Senate President Bill Galvano defended the tight timelines for creating more than 300 miles of toll roads, saying the Department of Transportation’s usual process is “not realistic” because it’s too slow.
“The days of relying on a five-year plan are ... not realistic in modern Florida, a Florida that’s the 14th largest economy on the planet,” Galvano, R-Bradenton, said Tuesday.
Galvano was the main proponent of the road projects, which the Legislature passed this year, even though the transportation department did not have the roads in its five-year plan. The state Department of Transportation uses that plan to guide its long-term planning process; it includes any projects that will be in the works, from planning to construction, in the next five years.
The three roads, if built, would be the largest expansion of toll roads in more than 50 years.
The bill the Legislature passed gave extraordinarily tight timelines for the projects, however. Three task forces, one for each road, have until October 2020 to issue their recommendations to the governor and Legislature. Construction would start in 2022 and the roads would be built by 2030.
The deadlines leave little to no time for task force members to vet the projects, and some of them have complained about the persistent lack of details so far. Transportation officials have provided no data on whether the roads are needed.

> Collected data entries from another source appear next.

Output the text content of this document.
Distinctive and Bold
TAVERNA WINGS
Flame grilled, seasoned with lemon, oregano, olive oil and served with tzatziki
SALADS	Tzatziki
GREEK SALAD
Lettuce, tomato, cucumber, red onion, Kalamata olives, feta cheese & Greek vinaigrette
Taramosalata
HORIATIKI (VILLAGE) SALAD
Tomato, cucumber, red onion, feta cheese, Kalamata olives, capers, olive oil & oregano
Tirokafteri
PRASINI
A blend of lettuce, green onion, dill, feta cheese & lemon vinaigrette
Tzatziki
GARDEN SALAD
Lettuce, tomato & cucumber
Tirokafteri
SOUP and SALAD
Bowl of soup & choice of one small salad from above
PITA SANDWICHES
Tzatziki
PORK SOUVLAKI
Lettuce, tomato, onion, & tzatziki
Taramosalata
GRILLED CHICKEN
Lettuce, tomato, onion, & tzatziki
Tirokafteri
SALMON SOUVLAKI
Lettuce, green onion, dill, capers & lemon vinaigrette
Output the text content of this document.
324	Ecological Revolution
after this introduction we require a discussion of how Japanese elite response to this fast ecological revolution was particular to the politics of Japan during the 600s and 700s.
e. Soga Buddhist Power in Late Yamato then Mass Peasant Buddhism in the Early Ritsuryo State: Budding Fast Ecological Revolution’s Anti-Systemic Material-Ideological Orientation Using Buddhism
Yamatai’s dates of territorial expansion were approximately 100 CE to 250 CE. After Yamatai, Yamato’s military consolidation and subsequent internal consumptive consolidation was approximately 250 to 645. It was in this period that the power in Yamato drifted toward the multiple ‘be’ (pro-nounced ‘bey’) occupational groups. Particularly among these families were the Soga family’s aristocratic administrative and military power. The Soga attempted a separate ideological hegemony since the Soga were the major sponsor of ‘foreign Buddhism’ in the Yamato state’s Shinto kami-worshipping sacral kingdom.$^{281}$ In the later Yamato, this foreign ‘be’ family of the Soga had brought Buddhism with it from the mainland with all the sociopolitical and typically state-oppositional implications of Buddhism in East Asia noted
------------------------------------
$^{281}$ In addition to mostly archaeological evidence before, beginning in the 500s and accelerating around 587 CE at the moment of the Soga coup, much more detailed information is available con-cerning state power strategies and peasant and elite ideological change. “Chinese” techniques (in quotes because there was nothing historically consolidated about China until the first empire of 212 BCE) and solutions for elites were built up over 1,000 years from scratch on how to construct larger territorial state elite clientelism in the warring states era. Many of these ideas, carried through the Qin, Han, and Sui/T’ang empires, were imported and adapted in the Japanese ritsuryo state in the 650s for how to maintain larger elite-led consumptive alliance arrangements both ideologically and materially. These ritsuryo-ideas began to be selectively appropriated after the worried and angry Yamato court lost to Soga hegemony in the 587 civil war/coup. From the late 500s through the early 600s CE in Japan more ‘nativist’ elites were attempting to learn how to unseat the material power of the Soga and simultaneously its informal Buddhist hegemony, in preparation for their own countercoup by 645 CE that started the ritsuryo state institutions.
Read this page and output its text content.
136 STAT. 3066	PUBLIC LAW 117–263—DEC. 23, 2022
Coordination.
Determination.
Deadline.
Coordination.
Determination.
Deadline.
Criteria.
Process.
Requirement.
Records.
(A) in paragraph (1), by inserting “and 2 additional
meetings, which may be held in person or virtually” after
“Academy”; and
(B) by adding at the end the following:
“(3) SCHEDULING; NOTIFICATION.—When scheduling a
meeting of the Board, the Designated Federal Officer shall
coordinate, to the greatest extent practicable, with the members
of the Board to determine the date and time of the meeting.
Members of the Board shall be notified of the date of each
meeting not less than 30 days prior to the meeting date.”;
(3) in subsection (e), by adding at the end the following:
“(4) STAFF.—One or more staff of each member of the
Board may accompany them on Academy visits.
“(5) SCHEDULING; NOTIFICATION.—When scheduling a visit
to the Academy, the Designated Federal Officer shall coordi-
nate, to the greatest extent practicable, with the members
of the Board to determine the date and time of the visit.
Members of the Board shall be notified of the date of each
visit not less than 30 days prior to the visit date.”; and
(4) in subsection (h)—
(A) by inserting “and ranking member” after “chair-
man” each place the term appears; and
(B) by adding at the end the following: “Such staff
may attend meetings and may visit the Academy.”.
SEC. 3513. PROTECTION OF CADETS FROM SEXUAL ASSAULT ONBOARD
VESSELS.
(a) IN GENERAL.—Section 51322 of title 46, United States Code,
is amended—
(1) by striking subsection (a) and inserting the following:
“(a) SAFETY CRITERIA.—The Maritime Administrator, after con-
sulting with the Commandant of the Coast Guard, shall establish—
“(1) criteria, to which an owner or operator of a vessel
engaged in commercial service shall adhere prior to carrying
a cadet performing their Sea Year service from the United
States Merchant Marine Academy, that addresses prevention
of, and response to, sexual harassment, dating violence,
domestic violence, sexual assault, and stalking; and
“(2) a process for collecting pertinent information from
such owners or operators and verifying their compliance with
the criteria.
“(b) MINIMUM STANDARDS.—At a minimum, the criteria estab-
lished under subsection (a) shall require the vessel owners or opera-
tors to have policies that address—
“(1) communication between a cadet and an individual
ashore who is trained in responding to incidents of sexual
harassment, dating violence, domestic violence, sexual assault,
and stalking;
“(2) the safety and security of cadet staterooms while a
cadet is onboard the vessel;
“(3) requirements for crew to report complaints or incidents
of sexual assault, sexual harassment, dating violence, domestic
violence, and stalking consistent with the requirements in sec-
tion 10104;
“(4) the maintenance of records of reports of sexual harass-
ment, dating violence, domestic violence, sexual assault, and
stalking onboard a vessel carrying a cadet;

“We need to talk about the demand for people to pay tolls, right? What is projected revenue and what are projected costs?” task force member Thomas Hawkins, a land planner and University of Florida program director, said last week. “I don’t see it anywhere on this sheet. That’s a problem.”
Galvano said Tuesday that the need for the projects is apparent with the state’s growing population: 900 new people moving to Florida on average each day, plus 175 million tourists last year.
“These corridors need to exist,” Galvano said.
But giving politicians, instead of transportation department engineers, direction over future road projects brought back memories of the “Pork Chop Gang,” the group of politicians that controlled the Legislature during the first half of the 20th century.
Galvano said he isn’t proposing doing away with the transportation department’s five-year planning process, and that the department will ultimately decide whether the roads will be built.
“It is still within the province of the agency, with the assistance of the task force, to ultimately make these decisions,” Galvano said.